More precisely, I use a mix of the two.
If your function needs to scan the whole file, xpath will work well. If not, use foreach() and stop when done. It will be faster. By design, xpath will always scan the whole file.
When Apache has to examine static HTML files for things like PHP opening tags, it isn't simply a case of "oh well, we didn't find any, therefore there's little performance loss". When Apache doesn't have to parse the file for things like that, it can use the sendfile() syscall, which is not a negligable performance boost.
He's making the mistake of only looking at the performance of the PHP parser, and missing the ramifications of involving it at all.
Careful, Jim, or you'll fall into the same trap of only looking at the performance of one part of the system.
Let's say that the sendfile() optimization you mention lets your $500 server send 20 requests per second instead of 10. As your traffic grows from 10rps to 20rps, you've saved $500 since you don't have to buy a new server.
But simultaneously, perhaps a few employees spend, collectively, 5 extra hours over the same time period fixing bugs, writing extra code, or otherwise focusing on issues that arise because pages have the wrong extensions or their extensions changed.

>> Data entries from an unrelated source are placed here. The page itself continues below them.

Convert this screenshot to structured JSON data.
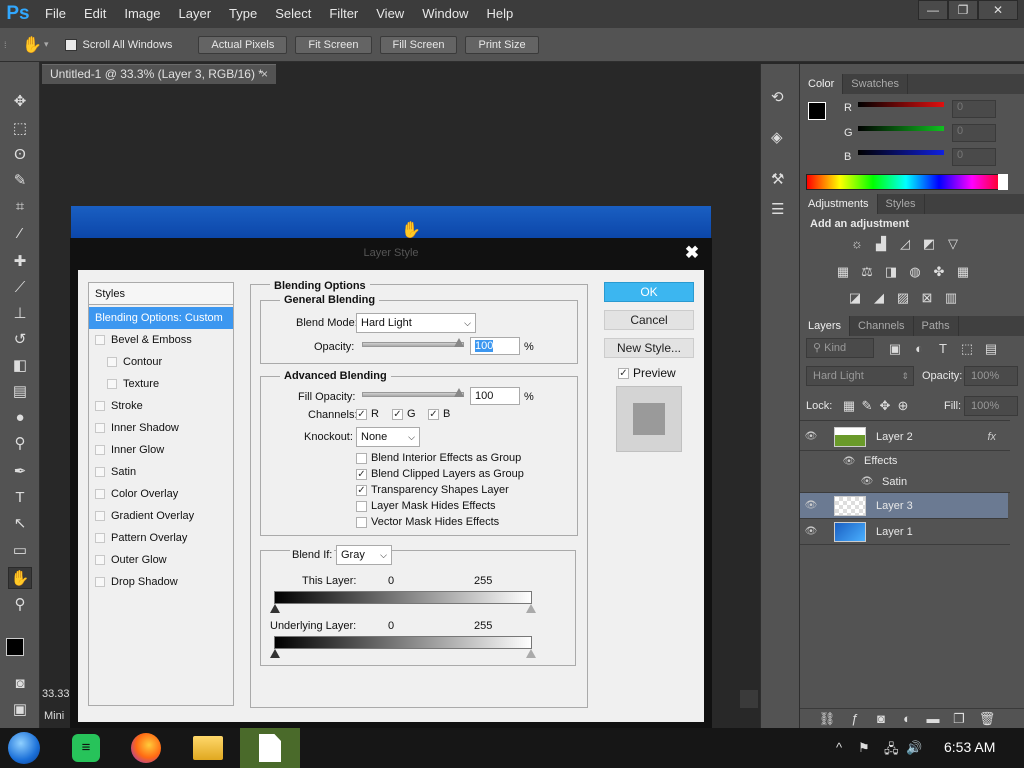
{
  "app": {
    "logo": "Ps",
    "menu": [
      "File",
      "Edit",
      "Image",
      "Layer",
      "Type",
      "Select",
      "Filter",
      "View",
      "Window",
      "Help"
    ]
  },
  "options_bar": {
    "scroll_all": "Scroll All Windows",
    "buttons": [
      "Actual Pixels",
      "Fit Screen",
      "Fill Screen",
      "Print Size"
    ]
  },
  "document": {
    "tab_title": "Untitled-1 @ 33.3% (Layer 3, RGB/16) *",
    "zoom_status": "33.33",
    "mini_label": "Mini"
  },
  "color_panel": {
    "tabs": [
      "Color",
      "Swatches"
    ],
    "channels": [
      {
        "label": "R",
        "value": "0",
        "color": "#e01010"
      },
      {
        "label": "G",
        "value": "0",
        "color": "#10c020"
      },
      {
        "label": "B",
        "value": "0",
        "color": "#1020e0"
      }
    ]
  },
  "adjustments_panel": {
    "tabs": [
      "Adjustments",
      "Styles"
    ],
    "heading": "Add an adjustment"
  },
  "layers_panel": {
    "tabs": [
      "Layers",
      "Channels",
      "Paths"
    ],
    "kind_label": "Kind",
    "blend_mode": "Hard Light",
    "opacity_label": "Opacity:",
    "opacity_value": "100%",
    "lock_label": "Lock:",
    "fill_label": "Fill:",
    "fill_value": "100%",
    "layers": [
      {
        "name": "Layer 2",
        "fx": "fx"
      },
      {
        "name": "Effects"
      },
      {
        "name": "Satin"
      },
      {
        "name": "Layer 3"
      },
      {
        "name": "Layer 1"
      }
    ]
  },
  "dialog": {
    "title": "Layer Style",
    "close": "✖",
    "styles_header": "Styles",
    "styles": [
      {
        "label": "Blending Options: Custom",
        "selected": true
      },
      {
        "label": "Bevel & Emboss"
      },
      {
        "label": "Contour"
      },
      {
        "label": "Texture"
      },
      {
        "label": "Stroke"
      },
      {
        "label": "Inner Shadow"
      },
      {
        "label": "Inner Glow"
      },
      {
        "label": "Satin"
      },
      {
        "label": "Color Overlay"
      },
      {
        "label": "Gradient Overlay"
      },
      {
        "label": "Pattern Overlay"
      },
      {
        "label": "Outer Glow"
      },
      {
        "label": "Drop Shadow"
      }
    ],
    "blending_options": "Blending Options",
    "general_blending": "General Blending",
    "blend_mode_label": "Blend Mode:",
    "blend_mode_value": "Hard Light",
    "opacity_label": "Opacity:",
    "opacity_value": "100",
    "percent": "%",
    "advanced_blending": "Advanced Blending",
    "fill_opacity_label": "Fill Opacity:",
    "fill_opacity_value": "100",
    "channels_label": "Channels:",
    "channels": [
      "R",
      "G",
      "B"
    ],
    "knockout_label": "Knockout:",
    "knockout_value": "None",
    "checkboxes": [
      {
        "label": "Blend Interior Effects as Group",
        "checked": false
      },
      {
        "label": "Blend Clipped Layers as Group",
        "checked": true
      },
      {
        "label": "Transparency Shapes Layer",
        "checked": true
      },
      {
        "label": "Layer Mask Hides Effects",
        "checked": false
      },
      {
        "label": "Vector Mask Hides Effects",
        "checked": false
      }
    ],
    "blend_if_label": "Blend If:",
    "blend_if_value": "Gray",
    "this_layer_label": "This Layer:",
    "underlying_label": "Underlying Layer:",
    "range_min": "0",
    "range_max": "255",
    "ok": "OK",
    "cancel": "Cancel",
    "new_style": "New Style...",
    "preview": "Preview"
  },
  "taskbar": {
    "time": "6:53 AM"
  }
}
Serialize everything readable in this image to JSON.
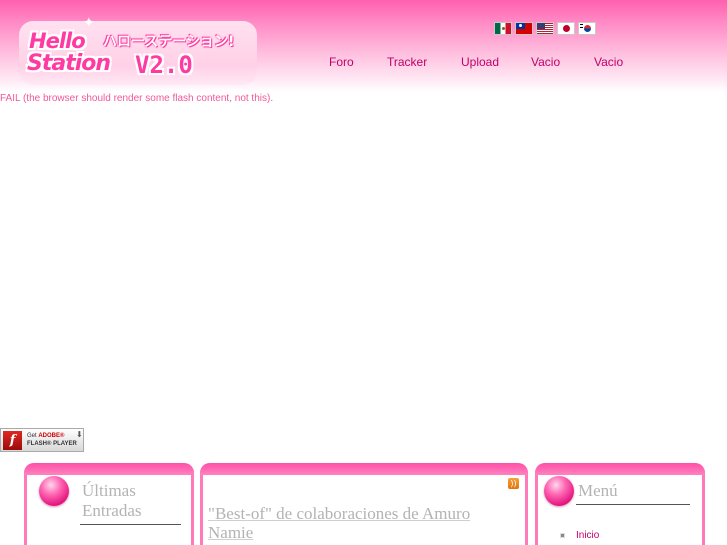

Oops, there went the $500 you saved on the server. (Along with the opportunity cost of whatever else those 5 hours could have been spent on.)
Of course, I've just made these numbers up, and YMMV, and you also need to sink time into measuring the performance difference and blah blah blah, but I think Adam's basic point -- "efficiency" needs to be a holistic measure incorporating not only raw computer performance, but the time/money/functionality balance across your entire organization/project -- is a good one.
> Adam's basic point -- "efficiency" needs to be a holistic measure incorporating not only raw computer performance, but the time/money/functionality balance across your entire organization/project -- is a good one.
Oh definitely, I was just quibbling about his claim that its " a very small performance hit because there's no complex logic". The fact is that it's not the logic that matters when it comes to the performance hit, it's having to examine the file in the first place.
I certainly agree that CPU efficiency is often overrated at the expense of programmer efficiency, and didn't mean to imply otherwise (hence the "well-meaning" bit, which I could have made more clear I suppose).